Southern separatists clashed on Wednesday with presidential guards in Aden, the seat of Yemen’s government, and one person was killed and at least two badly injured, local officials and residents told Reuters.
The violence highlighted a rift within the Saudi-backed coalition battling the Iran-aligned Houthi movement in a more than a four-year war that has killed tens of thousands of people and pushed Yemen to the brink of famine.
The separatists and the internationally recognised government of President Abd-Rabbu Mansour Hadi are nominally united in their battle against the Houthis.
But they have rival agendas for Yemen’s future, and a missile strike in Aden last week that killed dozens of southern soldiers raised friction between them.
Just before Wednesday’s clash, hundreds of separatist supporters attended a funeral for some of the southern soldiers and a prominent commander near the hilltop presidential palace.
As the crowd chanted anti-government slogans, shooting was exchanged with presidential guards. The identities of the one dead and two injured people were not immediately known.
After the funeral, the vice-president of the separatist Southern Transitional Council (STC), Hani Ali Brik, called on supporters to march on the palace and overthrow the government, but there was no sign such a march had begun.
Yemen’s interior minister Ahmed al-Maysari said the government had so far practiced restraint to maintain stability in Aden but was “fully ready” to combat any actions targeting the state’s institutions.
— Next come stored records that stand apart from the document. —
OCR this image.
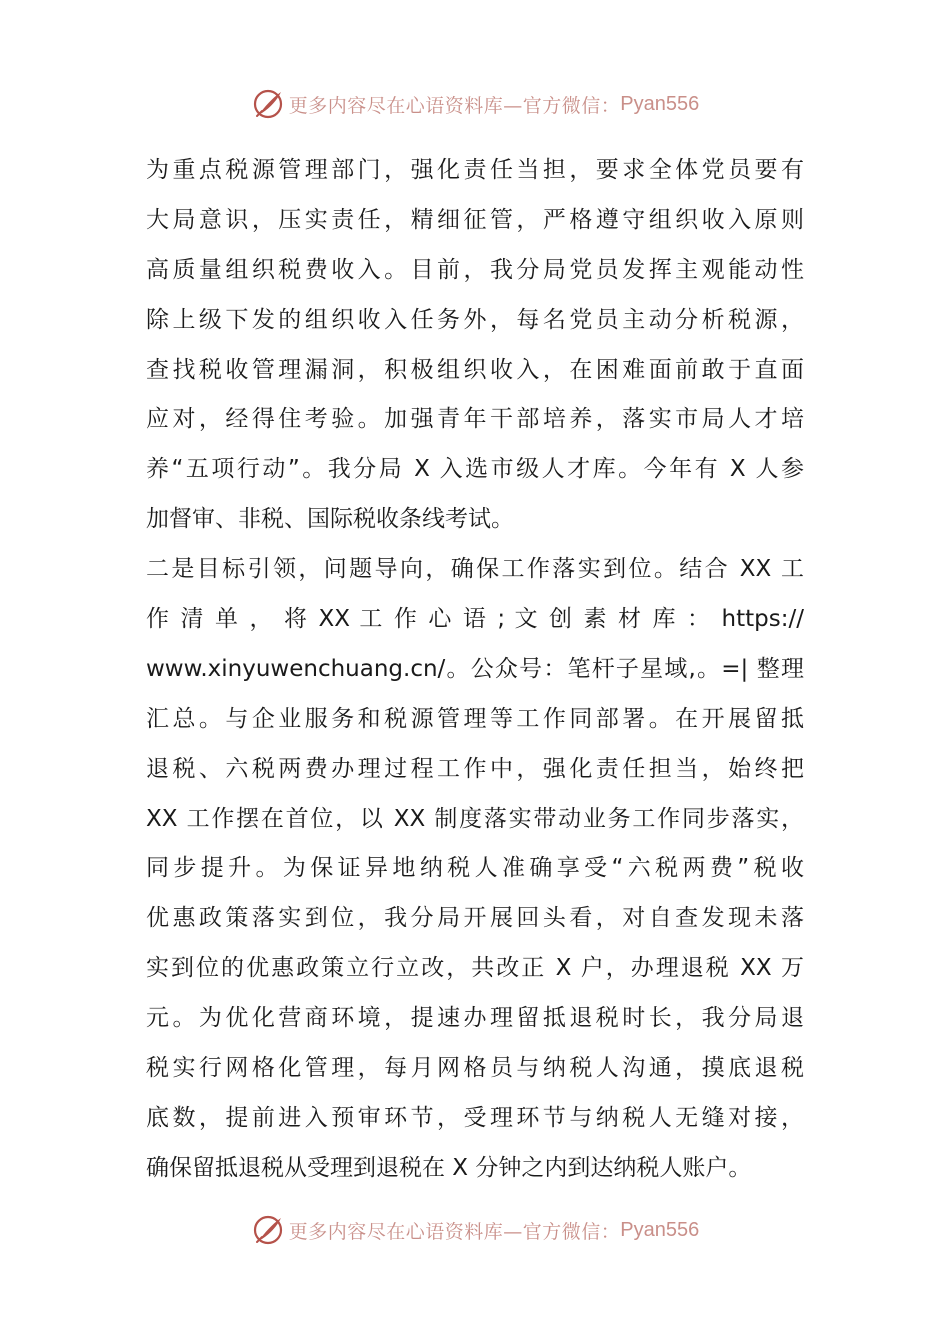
更多内容尽在心语资料库—官方微信： Pyan556
为重点税源管理部门，强化责任当担，要求全体党员要有
大局意识，压实责任，精细征管，严格遵守组织收入原则
高质量组织税费收入。目前，我分局党员发挥主观能动性
除上级下发的组织收入任务外，每名党员主动分析税源，
查找税收管理漏洞，积极组织收入，在困难面前敢于直面
应对，经得住考验。加强青年干部培养，落实市局人才培
养“五项行动”。我分局 X 入选市级人才库。今年有 X 人参
加督审、非税、国际税收条线考试。
二是目标引领，问题导向，确保工作落实到位。结合 XX 工
作 清 单 ， 将 XX 工 作 心 语 ; 文 创 素 材 库 ： https://
www.xinyuwenchuang.cn/。公众号：笔杆子星域,。=| 整理
汇总。与企业服务和税源管理等工作同部署。在开展留抵
退税、六税两费办理过程工作中，强化责任担当，始终把
XX 工作摆在首位，以 XX 制度落实带动业务工作同步落实，
同步提升。为保证异地纳税人准确享受“六税两费”税收
优惠政策落实到位，我分局开展回头看，对自查发现未落
实到位的优惠政策立行立改，共改正 X 户，办理退税 XX 万
元。为优化营商环境，提速办理留抵退税时长，我分局退
税实行网格化管理，每月网格员与纳税人沟通，摸底退税
底数，提前进入预审环节，受理环节与纳税人无缝对接，
确保留抵退税从受理到退税在 X 分钟之内到达纳税人账户。
更多内容尽在心语资料库—官方微信： Pyan556
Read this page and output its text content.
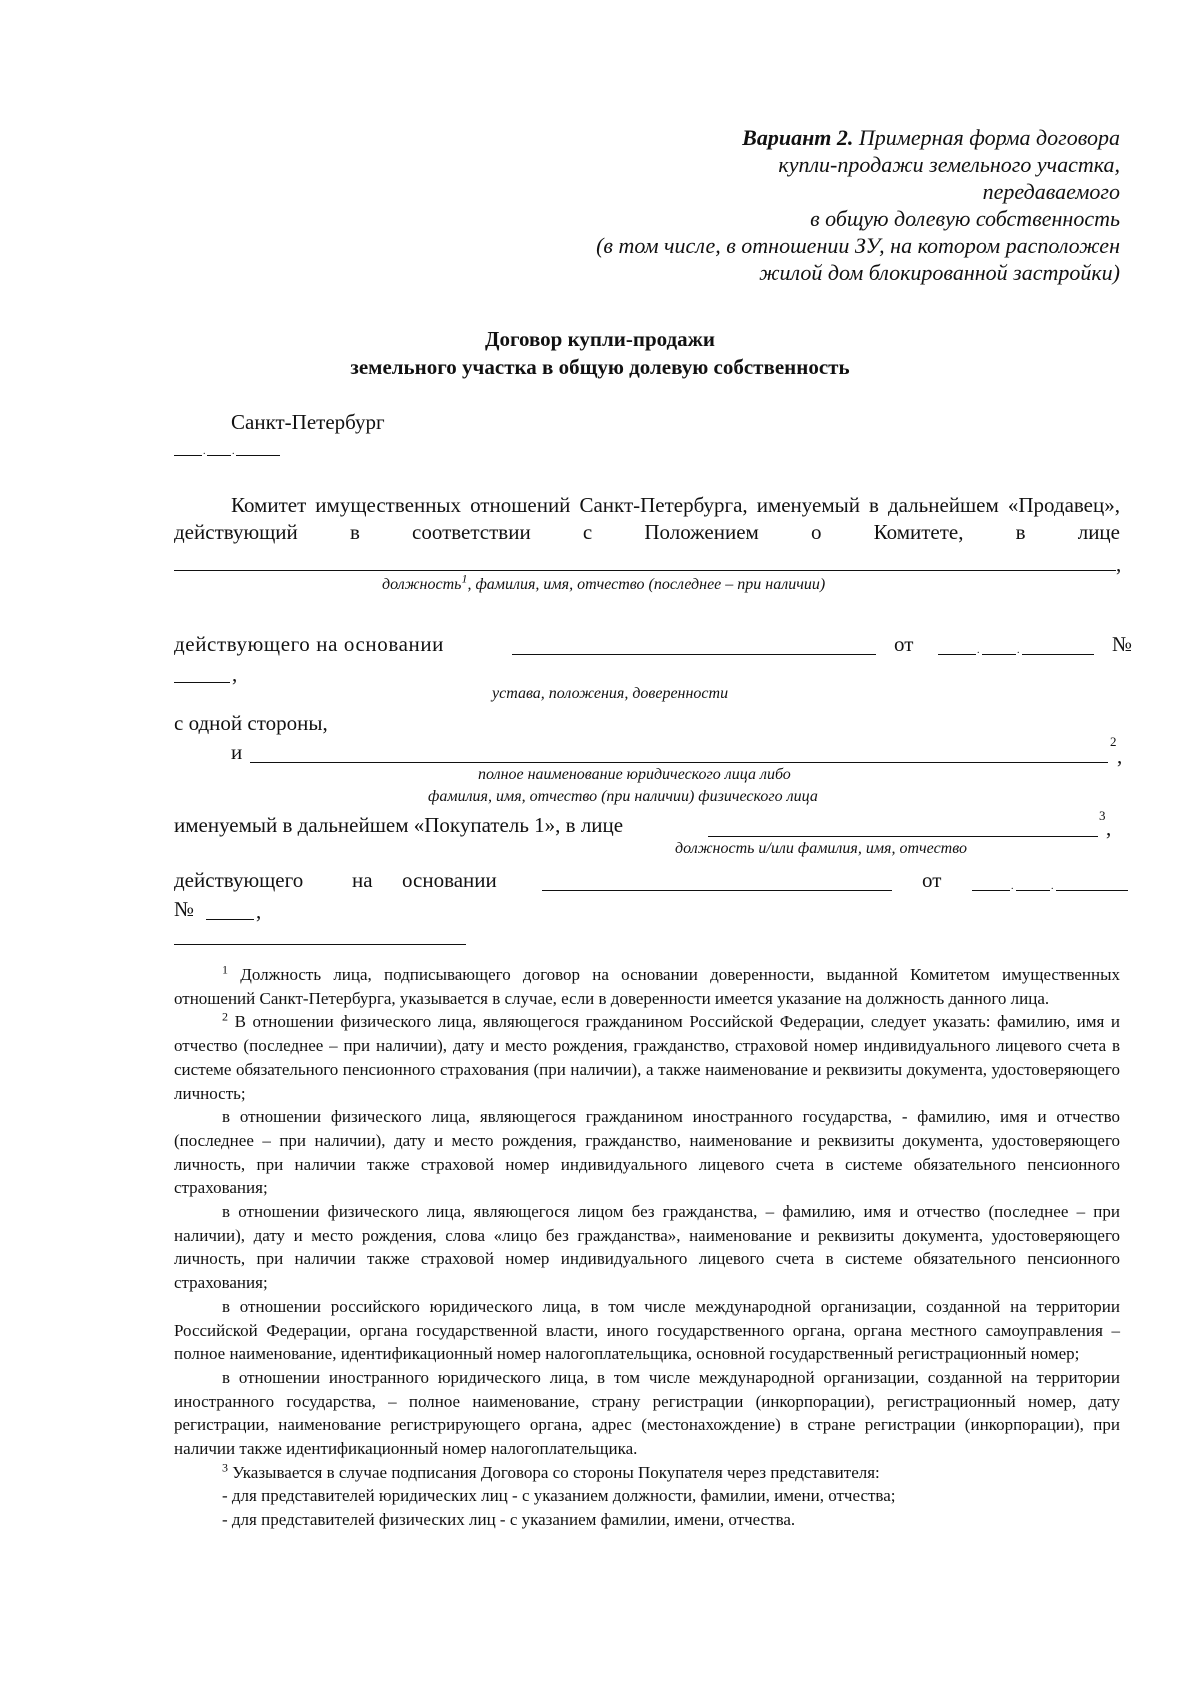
Вариант 2. Примерная форма договора
купли-продажи земельного участка,
передаваемого
в общую долевую собственность
(в том числе, в отношении ЗУ, на котором расположен
жилой дом блокированной застройки)
Договор купли-продажи
земельного участка в общую долевую собственность
Санкт-Петербург
.	.
Комитет имущественных отношений Санкт-Петербурга, именуемый в дальнейшем «Продавец», действующий в соответствии с Положением о Комитете, в лице
,
должность$^1$, фамилия, имя, отчество (последнее – при наличии)
действующего на основании	от	.	.	№
,
устава, положения, доверенности
с одной стороны,
и	2
,
полное наименование юридического лица либо
фамилия, имя, отчество (при наличии) физического лица
именуемый в дальнейшем «Покупатель 1», в лице	3
,
должность и/или фамилия, имя, отчество
действующего на основании	от	.	.
№	,

$^1$ Должность лица, подписывающего договор на основании доверенности, выданной Комитетом имущественных отношений Санкт-Петербурга, указывается в случае, если в доверенности имеется указание на должность данного лица.

$^2$ В отношении физического лица, являющегося гражданином Российской Федерации, следует указать: фамилию, имя и отчество (последнее – при наличии), дату и место рождения, гражданство, страховой номер индивидуального лицевого счета в системе обязательного пенсионного страхования (при наличии), а также наименование и реквизиты документа, удостоверяющего личность;

в отношении физического лица, являющегося гражданином иностранного государства, - фамилию, имя и отчество (последнее – при наличии), дату и место рождения, гражданство, наименование и реквизиты документа, удостоверяющего личность, при наличии также страховой номер индивидуального лицевого счета в системе обязательного пенсионного страхования;

в отношении физического лица, являющегося лицом без гражданства, – фамилию, имя и отчество (последнее – при наличии), дату и место рождения, слова «лицо без гражданства», наименование и реквизиты документа, удостоверяющего личность, при наличии также страховой номер индивидуального лицевого счета в системе обязательного пенсионного страхования;

в отношении российского юридического лица, в том числе международной организации, созданной на территории Российской Федерации, органа государственной власти, иного государственного органа, органа местного самоуправления – полное наименование, идентификационный номер налогоплательщика, основной государственный регистрационный номер;

в отношении иностранного юридического лица, в том числе международной организации, созданной на территории иностранного государства, – полное наименование, страну регистрации (инкорпорации), регистрационный номер, дату регистрации, наименование регистрирующего органа, адрес (местонахождение) в стране регистрации (инкорпорации), при наличии также идентификационный номер налогоплательщика.

$^3$ Указывается в случае подписания Договора со стороны Покупателя через представителя:

- для представителей юридических лиц - с указанием должности, фамилии, имени, отчества;

- для представителей физических лиц - с указанием фамилии, имени, отчества.
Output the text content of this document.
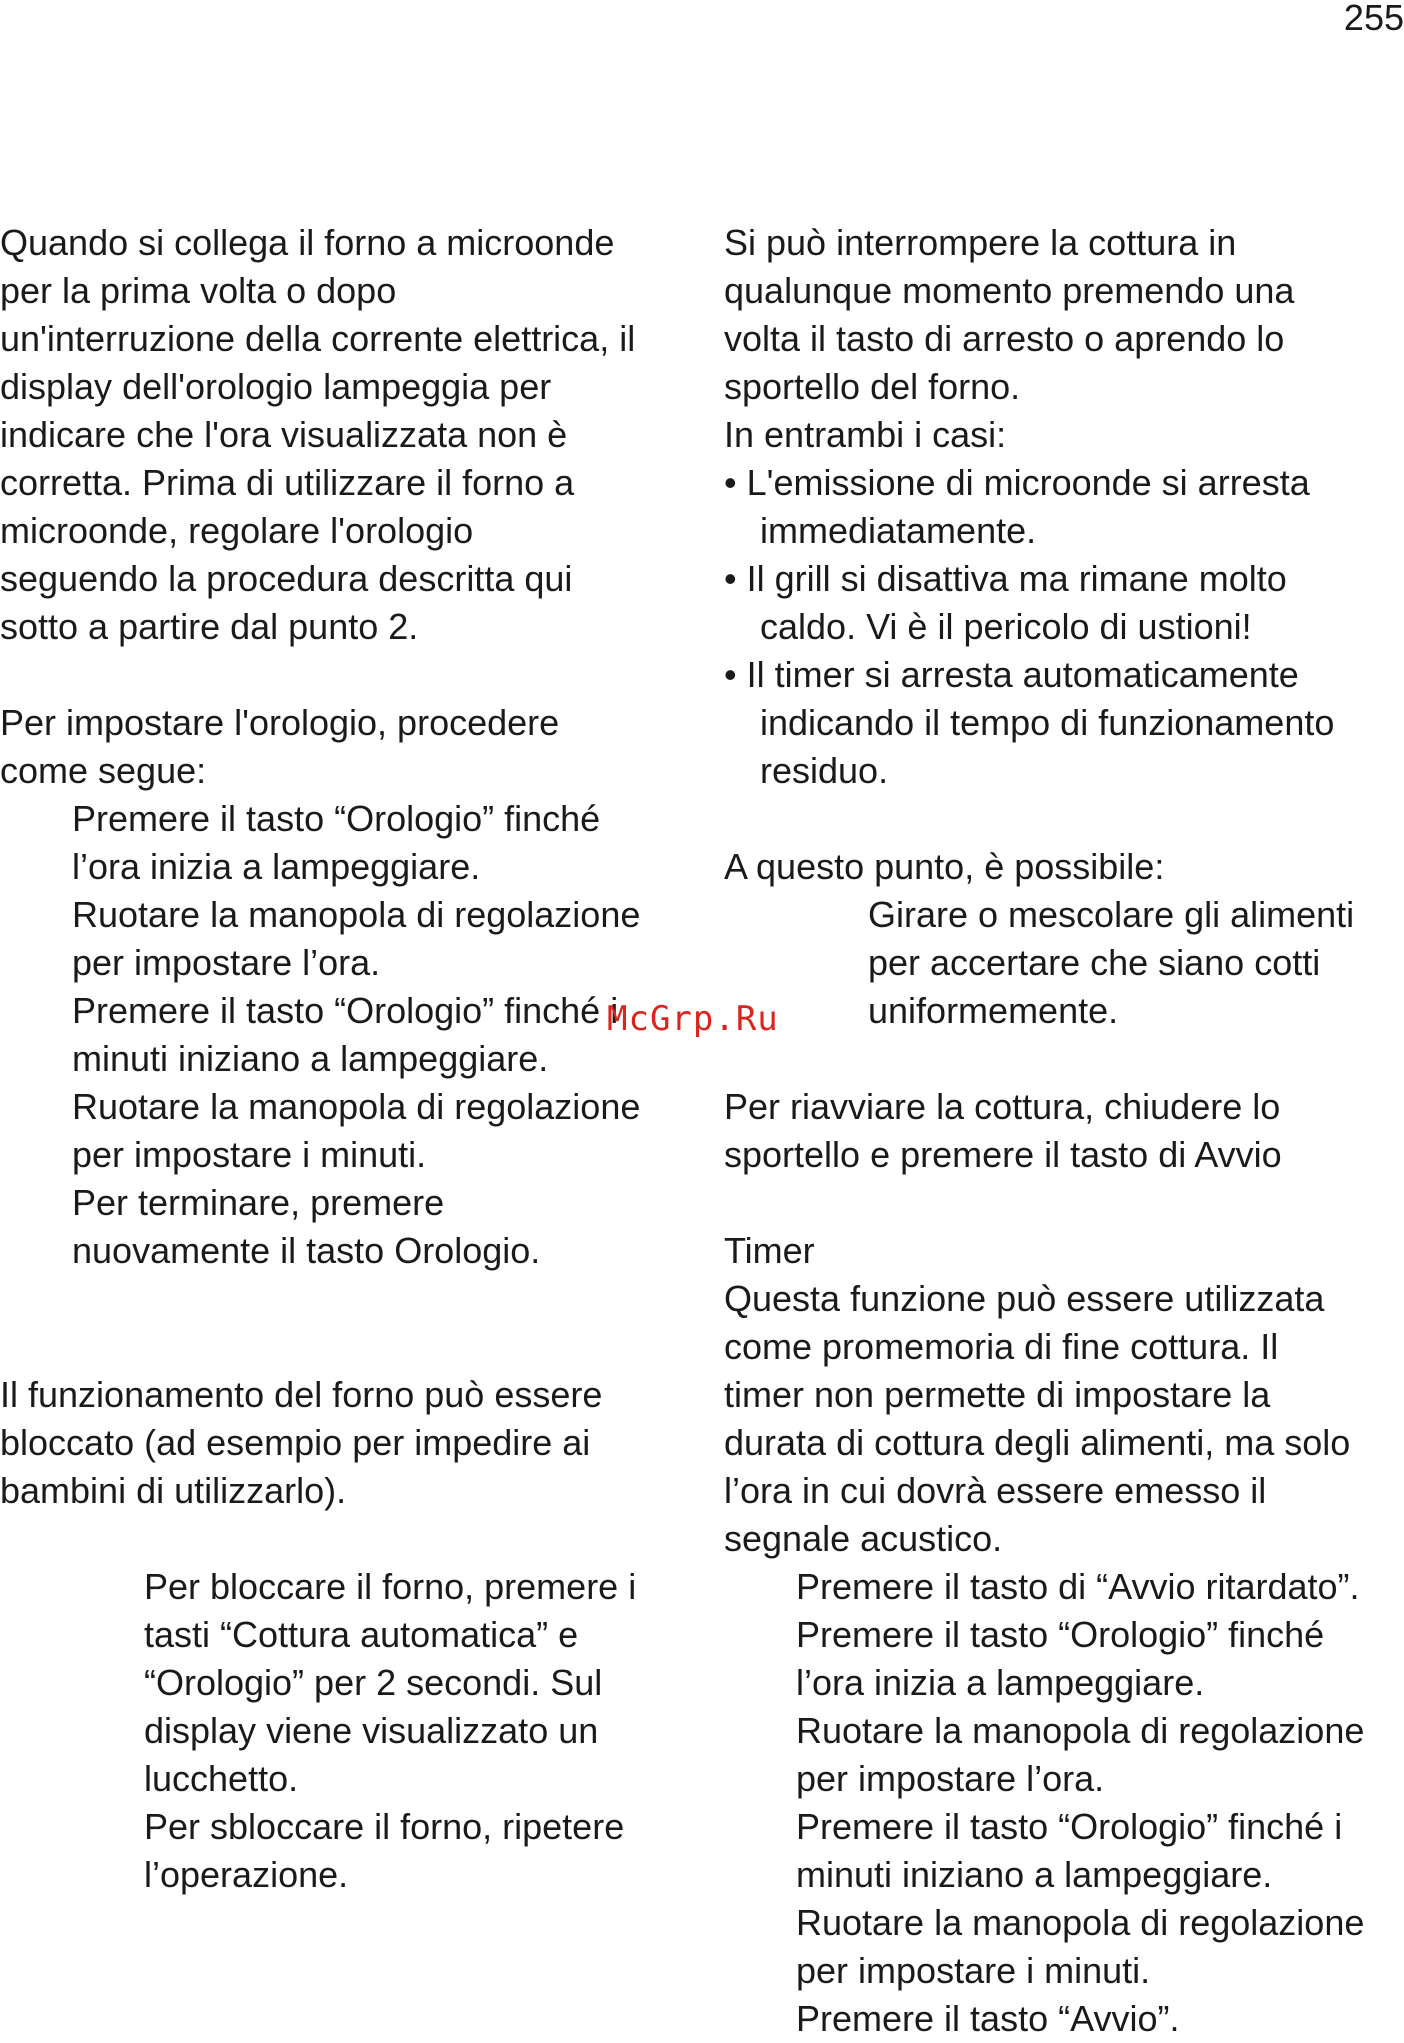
255
Quando si collega il forno a microonde
per la prima volta o dopo
un'interruzione della corrente elettrica, il
display dell'orologio lampeggia per
indicare che l'ora visualizzata non è
corretta. Prima di utilizzare il forno a
microonde, regolare l'orologio
seguendo la procedura descritta qui
sotto a partire dal punto 2.
Per impostare l'orologio, procedere
come segue:
Premere il tasto “Orologio” finché
l’ora inizia a lampeggiare.
Ruotare la manopola di regolazione
per impostare l’ora.
Premere il tasto “Orologio” finché i
minuti iniziano a lampeggiare.
Ruotare la manopola di regolazione
per impostare i minuti.
Per terminare, premere
nuovamente il tasto Orologio.
Il funzionamento del forno può essere
bloccato (ad esempio per impedire ai
bambini di utilizzarlo).
Per bloccare il forno, premere i
tasti “Cottura automatica” e
“Orologio” per 2 secondi. Sul
display viene visualizzato un
lucchetto.
Per sbloccare il forno, ripetere
l’operazione.
Si può interrompere la cottura in
qualunque momento premendo una
volta il tasto di arresto o aprendo lo
sportello del forno.
In entrambi i casi:
• L'emissione di microonde si arresta
immediatamente.
• Il grill si disattiva ma rimane molto
caldo. Vi è il pericolo di ustioni!
• Il timer si arresta automaticamente
indicando il tempo di funzionamento
residuo.
A questo punto, è possibile:
Girare o mescolare gli alimenti
per accertare che siano cotti
uniformemente.
Per riavviare la cottura, chiudere lo
sportello e premere il tasto di Avvio
Timer
Questa funzione può essere utilizzata
come promemoria di fine cottura. Il
timer non permette di impostare la
durata di cottura degli alimenti, ma solo
l’ora in cui dovrà essere emesso il
segnale acustico.
Premere il tasto di “Avvio ritardato”.
Premere il tasto “Orologio” finché
l’ora inizia a lampeggiare.
Ruotare la manopola di regolazione
per impostare l’ora.
Premere il tasto “Orologio” finché i
minuti iniziano a lampeggiare.
Ruotare la manopola di regolazione
per impostare i minuti.
Premere il tasto “Avvio”.
McGrp.Ru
“We call on the Yemeni people not to respond to such calls as they only aim for war and only serve the Houthis,” said Maysarri.
The United Nations’ special envoy for Yemen, Martin Griffiths, expressed concern about the flare-up in Aden.
I am alarmed by the military escalations in Aden today, including reports of clashes in the vicinity of the Presidential Palace. I am also deeply concerned by the recent rhetoric encouraging violence against Yemeni institutions.
A senior United Arab Emirates (UAE) official, Anwar Gargash, called for calm after the violence, which he described on Twitter as worrying, and said escalation between the two sides was not acceptable after attacks claimed by Daesh and al Qaeda in southern Yemen in recent days.
The UAE supports the anti-Houthi coalition but also backs the southern separatists.